Implementation plan, Organization and PI
The project will be affiliated with the Department of Geosciences and be carried out in collaboration with the Department of IT (i.e., section for Enterprise Digital Services for Research and Dissemination; Steinar Trædal-Henden), UB (e.g. the research data team and the IT team at UB) and CAGE/Department of Geosciences (e.g. Fabio Sarti). The project will run for 9 months comprises two phases. Phase I: aims to adopt and adapt the programming code, the algorithm and creating the database that will be used as a base for the cloud computation, for four months. Phase II: aims to use the CloudEARTH by different researchers at the Department of Geosciences, UiT, for five months. To attract more researchers and get reliable feedback on the service, other researchers from outside UiT will be invited to test the CloudEARTH. The pilot project will be concluded with a report to summarize the results and recommendations.
Principal investigator: the responsibility for the project will be assigned to Tamer Abu-Alam. Abu-Alam is a geochemist and petrologist (i.e., geoscientist) who has extensive experience in handling research data. Moreover, Abu-Alam has extensive experience in creating databases and writing codes using different computer languages. He is a project manager (midlertidige stilling) at UB for a project that aims to promote open science and open-access research data published on the Polar Regions (i.e., Open Polar project).
Project risk and future opportunities
Several cloud-based computation tools are existing (e.g., MathWorks Cloud, Wolfram Cloud, openstack). However, most of these tools require subscription and advanced programming skills from the users. In other words, there is no risk associated to fail in the development and adaptation of the technology.
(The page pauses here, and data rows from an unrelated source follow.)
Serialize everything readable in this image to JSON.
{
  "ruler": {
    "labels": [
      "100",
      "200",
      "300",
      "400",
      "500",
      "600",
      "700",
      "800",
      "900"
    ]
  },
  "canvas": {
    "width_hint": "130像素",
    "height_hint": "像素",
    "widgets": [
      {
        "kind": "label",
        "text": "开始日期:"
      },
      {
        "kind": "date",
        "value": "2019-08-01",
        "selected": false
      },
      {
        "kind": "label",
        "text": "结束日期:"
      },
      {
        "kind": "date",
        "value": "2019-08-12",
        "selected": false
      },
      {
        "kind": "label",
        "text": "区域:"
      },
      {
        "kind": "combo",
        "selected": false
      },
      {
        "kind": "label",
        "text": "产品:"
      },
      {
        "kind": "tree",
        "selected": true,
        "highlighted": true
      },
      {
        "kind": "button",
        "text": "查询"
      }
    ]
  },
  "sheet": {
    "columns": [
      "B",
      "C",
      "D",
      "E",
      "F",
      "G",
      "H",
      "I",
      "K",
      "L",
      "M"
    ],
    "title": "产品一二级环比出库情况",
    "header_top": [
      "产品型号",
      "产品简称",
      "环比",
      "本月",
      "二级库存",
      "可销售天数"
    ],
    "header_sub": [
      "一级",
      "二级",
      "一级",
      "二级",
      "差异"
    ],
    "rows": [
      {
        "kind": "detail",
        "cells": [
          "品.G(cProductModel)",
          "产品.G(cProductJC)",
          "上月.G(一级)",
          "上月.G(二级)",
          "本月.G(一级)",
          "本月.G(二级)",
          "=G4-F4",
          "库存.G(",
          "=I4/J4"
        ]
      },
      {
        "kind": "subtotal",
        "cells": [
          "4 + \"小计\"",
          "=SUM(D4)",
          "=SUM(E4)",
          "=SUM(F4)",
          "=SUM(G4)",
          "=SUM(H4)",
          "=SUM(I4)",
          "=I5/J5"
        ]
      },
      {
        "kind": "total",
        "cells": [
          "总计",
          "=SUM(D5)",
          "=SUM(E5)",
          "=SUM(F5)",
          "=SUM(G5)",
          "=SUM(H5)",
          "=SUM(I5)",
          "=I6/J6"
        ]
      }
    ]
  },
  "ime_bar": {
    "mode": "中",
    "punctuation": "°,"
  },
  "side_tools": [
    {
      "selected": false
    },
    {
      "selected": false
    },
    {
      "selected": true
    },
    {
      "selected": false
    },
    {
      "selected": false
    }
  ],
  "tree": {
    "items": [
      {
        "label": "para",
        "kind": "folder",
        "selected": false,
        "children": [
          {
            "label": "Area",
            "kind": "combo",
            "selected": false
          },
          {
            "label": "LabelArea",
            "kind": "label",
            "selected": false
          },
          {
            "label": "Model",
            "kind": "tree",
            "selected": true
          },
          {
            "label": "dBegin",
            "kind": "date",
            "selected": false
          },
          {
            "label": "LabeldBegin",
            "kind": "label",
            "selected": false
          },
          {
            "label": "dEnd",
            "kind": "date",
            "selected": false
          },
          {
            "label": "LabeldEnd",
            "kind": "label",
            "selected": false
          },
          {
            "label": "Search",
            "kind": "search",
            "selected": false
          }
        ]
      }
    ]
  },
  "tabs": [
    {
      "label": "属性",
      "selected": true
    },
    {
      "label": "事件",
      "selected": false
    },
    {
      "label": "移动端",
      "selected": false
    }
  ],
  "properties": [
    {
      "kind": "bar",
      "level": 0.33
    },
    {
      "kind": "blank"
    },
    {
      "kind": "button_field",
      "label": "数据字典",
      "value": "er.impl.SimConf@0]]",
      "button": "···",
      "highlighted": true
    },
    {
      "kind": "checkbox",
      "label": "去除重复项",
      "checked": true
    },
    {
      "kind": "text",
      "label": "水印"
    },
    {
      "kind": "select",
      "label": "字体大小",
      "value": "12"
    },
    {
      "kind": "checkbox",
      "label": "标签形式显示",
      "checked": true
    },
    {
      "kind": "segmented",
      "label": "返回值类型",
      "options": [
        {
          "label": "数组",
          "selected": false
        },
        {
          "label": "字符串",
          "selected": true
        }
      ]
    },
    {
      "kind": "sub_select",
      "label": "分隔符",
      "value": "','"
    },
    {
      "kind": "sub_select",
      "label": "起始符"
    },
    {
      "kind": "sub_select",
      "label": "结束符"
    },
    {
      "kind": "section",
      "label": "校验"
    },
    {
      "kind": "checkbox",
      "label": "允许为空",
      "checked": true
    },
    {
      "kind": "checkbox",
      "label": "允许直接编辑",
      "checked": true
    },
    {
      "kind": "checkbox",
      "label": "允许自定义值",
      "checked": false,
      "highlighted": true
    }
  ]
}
But the CloudEARTH will be more specified to the Earth and environmental sciences and will provide the users with free to use tool with an interactive graphical user interface (code-free interface).
EarthCube is an ongoing project hosted at University in San Diego, California and funded by the National Science Foundation (NSF). The EarthCube aims to share geosciences data interactively based on the FAIR principles. However, the EarthCube does not cover the Solid Earth data (i.e., geochemistry, petrology and mineralogy) and is missing the cloud computational option. It will be a future opportunity for cooperation between the UiT (i.e., CloudEARTH) and the University in San Diego (i.e., EarthCube) to develop the CloudEARTH tools at the international level.
To access information of this section, please contact Tamer Abu-Alam at email@example.com
Data sharing policy during the pilot study
During the pilot study, all the research data will be in private mode (i.e., only researchers have access to the data). Uploading the research data to the open-access repository will be voluntary. Researchers who decided to upload their data to the open-access repository will have an option to use the embargo period (according to the UiT rules).